Moins de 10 % de la variance des acquis des élèves
L’ampleur de cet effet est fortement variable d’un pays à l’autre. Dans Sociologie de l’école (2018), Marie Duru-Bellat, Géraldine Farges et Agnès van Zanten expliquent que l’effet établissement est d’autant plus élevé que les différences de niveau entre établissements le sont aussi.
En d’autres termes, c’est dans un paysage scolaire très inégalitaire, partagé entre établissements d’excellence et d’autres aux conditions d’enseignement médiocres, que les effets établissements sont les plus marqués. Mais les sociologues préviennent : ces effets « ne sont jamais massifs : ils expliquent en moyenne, une année donnée, moins de 10 % de la variance des acquis des élèves dans les pays anglo-saxons […] ; ce chiffre est encore plus faible en France (plutôt 4-5 %) ».
Variance
Utilisée en probabilités et en statistique, la variance est une mesure de la dispersion d’une distribution, c’est-à-dire une mesure des écarts, positifs comme négatifs, entre les valeurs et leur moyenne. Plus la variance est élevée, plus la dispersion des valeurs est importante.
Le lycée privé Jules Richard devant Louis-le-Grand
Si l’effet établissement est de faible ampleur, il n’en est pas moins réel. Et les travaux de recherche ont contribué à faire évoluer les politiques publiques en la matière. Dès 1993, le ministère de l’Éducation nationale crée ainsi l’indicateur de valeur ajoutée des lycées (IVAL). Celui-ci mesure l’écart entre les taux d’accès et de réussite aux examens observés et ceux qui étaient attendus, compte tenu notamment de l’origine socioprofessionnelle des élèves.
Cet indicateur donne à voir un tout autre classement que celui du taux de réussite à l’examen. Par exemple, dans l’académie de Paris, c’est le lycée technologique privé Jules Richard qui présente l’IVAL le plus élevé, reléguant les prestigieux lycées publics Louis-le-Grand et Janson-de-Sailly aux huitième et neuvième places du classement.

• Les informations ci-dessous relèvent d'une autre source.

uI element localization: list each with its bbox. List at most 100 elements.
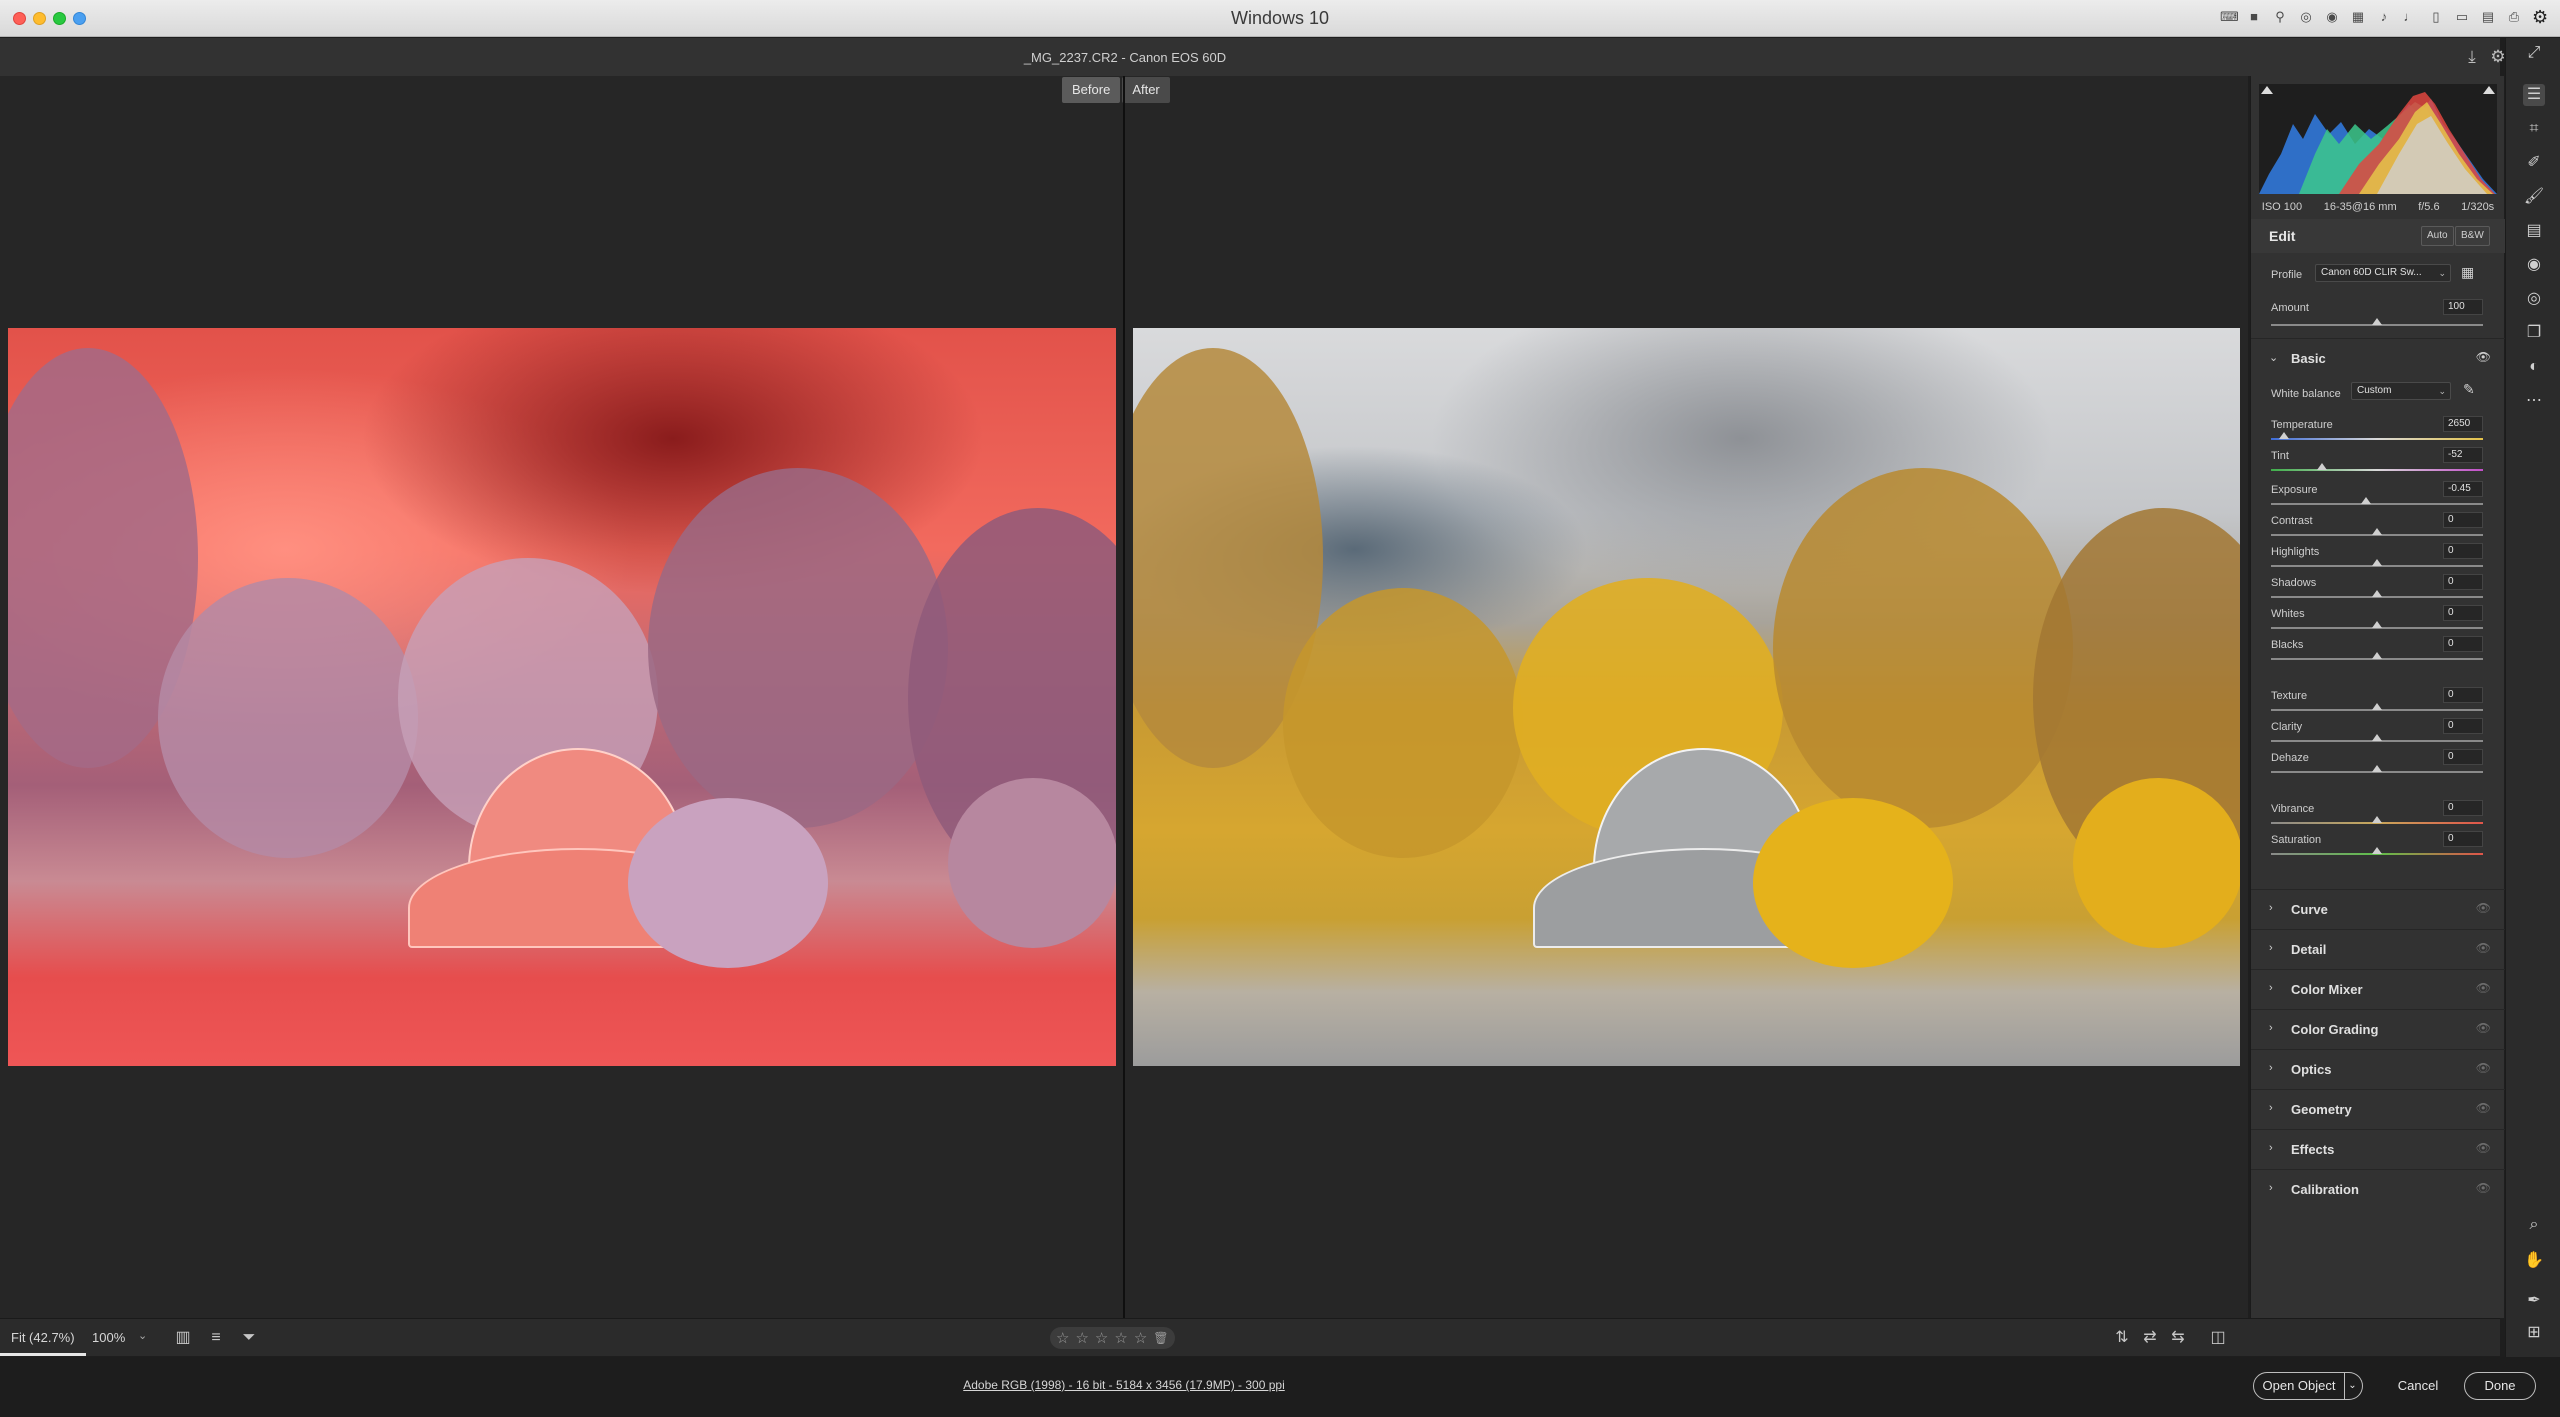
eye-icon[interactable]: 👁 xyxy=(2476,1061,2491,1075)
eye-icon[interactable]: 👁 xyxy=(2476,1101,2491,1115)
eye-icon[interactable]: 👁 xyxy=(2476,981,2491,995)
star-1[interactable]: ☆ xyxy=(1056,1329,1069,1347)
temperature-slider[interactable] xyxy=(2271,438,2483,440)
shadows-slider-thumb[interactable] xyxy=(2372,590,2382,597)
zoom-fit-button[interactable]: Fit (42.7%) xyxy=(0,1319,86,1356)
gear-icon[interactable]: ⚙ xyxy=(2532,8,2548,26)
brush-icon[interactable]: 🖌 xyxy=(2523,186,2545,208)
section-detail[interactable]: › Detail 👁 xyxy=(2251,929,2505,969)
highlights-slider-thumb[interactable] xyxy=(2372,559,2382,566)
section-color-grading[interactable]: › Color Grading 👁 xyxy=(2251,1009,2505,1049)
section-basic[interactable]: ⌄ Basic 👁 xyxy=(2251,338,2505,374)
tint-value[interactable]: -52 xyxy=(2443,447,2483,463)
saturation-value[interactable]: 0 xyxy=(2443,831,2483,847)
tablet-icon[interactable]: ▭ xyxy=(2454,9,2470,25)
printer-icon[interactable]: ⎙ xyxy=(2506,9,2522,25)
temperature-slider-thumb[interactable] xyxy=(2278,432,2289,439)
amount-slider-thumb[interactable] xyxy=(2372,318,2382,325)
temperature-value[interactable]: 2650 xyxy=(2443,416,2483,432)
eyedropper-icon[interactable]: ✎ xyxy=(2463,381,2475,398)
radial-gradient-icon[interactable]: ◉ xyxy=(2523,254,2545,276)
grid-icon[interactable]: ⊞ xyxy=(2523,1322,2545,1344)
disc-icon[interactable]: ◎ xyxy=(2298,9,2314,25)
dehaze-slider-thumb[interactable] xyxy=(2372,765,2382,772)
swap-before-after-icon[interactable]: ⇅ xyxy=(2112,1328,2132,1348)
linear-gradient-icon[interactable]: ▤ xyxy=(2523,220,2545,242)
before-after-view-icon[interactable]: ◫ xyxy=(2208,1328,2228,1348)
zoom-level-select[interactable]: 100% xyxy=(92,1330,125,1345)
section-geometry[interactable]: › Geometry 👁 xyxy=(2251,1089,2505,1129)
auto-button[interactable]: Auto xyxy=(2421,226,2454,246)
exposure-slider[interactable] xyxy=(2271,503,2483,505)
copy-settings-icon[interactable]: ⇄ xyxy=(2140,1328,2160,1348)
before-label[interactable]: Before xyxy=(1062,77,1121,103)
bw-button[interactable]: B&W xyxy=(2455,226,2490,246)
open-object-button[interactable]: Open Object xyxy=(2253,1372,2345,1400)
color-sampler-icon[interactable]: ✒ xyxy=(2523,1290,2545,1312)
hand-icon[interactable]: ✋ xyxy=(2523,1250,2545,1272)
saturation-slider-thumb[interactable] xyxy=(2372,847,2382,854)
save-icon[interactable]: ⤓ xyxy=(2461,46,2483,68)
profile-select[interactable]: Canon 60D CLIR Sw... ⌄ xyxy=(2315,264,2451,282)
highlights-value[interactable]: 0 xyxy=(2443,543,2483,559)
eye-icon[interactable]: 👁 xyxy=(2476,941,2491,955)
snapshots-icon[interactable]: ❐ xyxy=(2523,322,2545,344)
section-effects[interactable]: › Effects 👁 xyxy=(2251,1129,2505,1169)
usb-icon[interactable]: ⚲ xyxy=(2272,9,2288,25)
star-4[interactable]: ☆ xyxy=(1114,1329,1127,1347)
expand-icon[interactable]: ⤢ xyxy=(2523,42,2545,64)
exposure-slider-thumb[interactable] xyxy=(2361,497,2372,504)
trash-icon[interactable]: 🗑 xyxy=(1153,1331,1168,1345)
filmstrip-icon[interactable]: ▥ xyxy=(173,1328,193,1348)
spot-removal-icon[interactable]: ✐ xyxy=(2523,152,2545,174)
whites-slider-thumb[interactable] xyxy=(2372,621,2382,628)
split-divider[interactable] xyxy=(1123,76,1125,1318)
blacks-value[interactable]: 0 xyxy=(2443,636,2483,652)
vibrance-value[interactable]: 0 xyxy=(2443,800,2483,816)
profile-browser-icon[interactable]: ▦ xyxy=(2461,264,2474,281)
section-color-mixer[interactable]: › Color Mixer 👁 xyxy=(2251,969,2505,1009)
crop-icon[interactable]: ⌗ xyxy=(2523,118,2545,140)
dehaze-value[interactable]: 0 xyxy=(2443,749,2483,765)
section-curve[interactable]: › Curve 👁 xyxy=(2251,889,2505,929)
sort-icon[interactable]: ≡ xyxy=(206,1328,226,1348)
shadow-clipping-icon[interactable] xyxy=(2261,86,2273,94)
exposure-value[interactable]: -0.45 xyxy=(2443,481,2483,497)
keyboard-icon[interactable]: ⌨ xyxy=(2220,9,2239,25)
blacks-slider-thumb[interactable] xyxy=(2372,652,2382,659)
done-button[interactable]: Done xyxy=(2464,1372,2536,1400)
presets-icon[interactable]: ◐ xyxy=(2523,356,2545,378)
eye-icon[interactable]: 👁 xyxy=(2476,1181,2491,1195)
amount-value[interactable]: 100 xyxy=(2443,299,2483,315)
edit-sliders-icon[interactable]: ☰ xyxy=(2523,84,2545,106)
folder-icon[interactable]: ▤ xyxy=(2480,9,2496,25)
texture-value[interactable]: 0 xyxy=(2443,687,2483,703)
white-balance-select[interactable]: Custom ⌄ xyxy=(2351,382,2451,400)
tint-slider-thumb[interactable] xyxy=(2316,463,2327,470)
contrast-value[interactable]: 0 xyxy=(2443,512,2483,528)
phone-icon[interactable]: ▯ xyxy=(2428,9,2444,25)
microphone-icon[interactable]: ♩ xyxy=(2402,9,2418,25)
chevron-down-icon[interactable]: ⌄ xyxy=(138,1329,147,1342)
tint-slider[interactable] xyxy=(2271,469,2483,471)
display-icon[interactable]: ▦ xyxy=(2350,9,2366,25)
star-3[interactable]: ☆ xyxy=(1095,1329,1108,1347)
clarity-value[interactable]: 0 xyxy=(2443,718,2483,734)
clarity-slider-thumb[interactable] xyxy=(2372,734,2382,741)
more-icon[interactable]: ⋯ xyxy=(2523,390,2545,412)
section-optics[interactable]: › Optics 👁 xyxy=(2251,1049,2505,1089)
eye-icon[interactable]: 👁 xyxy=(2476,1021,2491,1035)
sound-icon[interactable]: ♪ xyxy=(2376,9,2392,25)
cancel-button[interactable]: Cancel xyxy=(2390,1378,2446,1393)
stop-icon[interactable]: ■ xyxy=(2246,9,2262,25)
star-5[interactable]: ☆ xyxy=(1134,1329,1147,1347)
zoom-icon[interactable]: ⌕ xyxy=(2523,1214,2545,1236)
eye-icon[interactable]: 👁 xyxy=(2476,901,2491,915)
eye-icon[interactable]: 👁 xyxy=(2476,1141,2491,1155)
highlight-clipping-icon[interactable] xyxy=(2483,86,2495,94)
section-calibration[interactable]: › Calibration 👁 xyxy=(2251,1169,2505,1209)
eye-icon[interactable]: 👁 xyxy=(2476,350,2491,364)
disc-alt-icon[interactable]: ◉ xyxy=(2324,9,2340,25)
contrast-slider-thumb[interactable] xyxy=(2372,528,2382,535)
workflow-options-link[interactable]: Adobe RGB (1998) - 16 bit - 5184 x 3456 … xyxy=(0,1378,2248,1392)
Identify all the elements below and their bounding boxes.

Pas de recette miracle pour la réussite
Mais l’identification d’un effet établissement par les sociologues n’a pas seulement servi à créer de nouveaux indicateurs de performance. Elle constitue aussi le sous-bassement théorique de certaines politiques d’autonomisation des établissements.
En effet, la grande leçon des school effectiveness studies est que la recette miracle universelle de la réussite… n’existe pas ! M. Duru-Bellat, G. Farges et A. van Zanten confirment que « des configurations de caractéristiques […] donnent de bons résultats avec certaines populations scolaires […] et de moins bons dans des situations différentes ».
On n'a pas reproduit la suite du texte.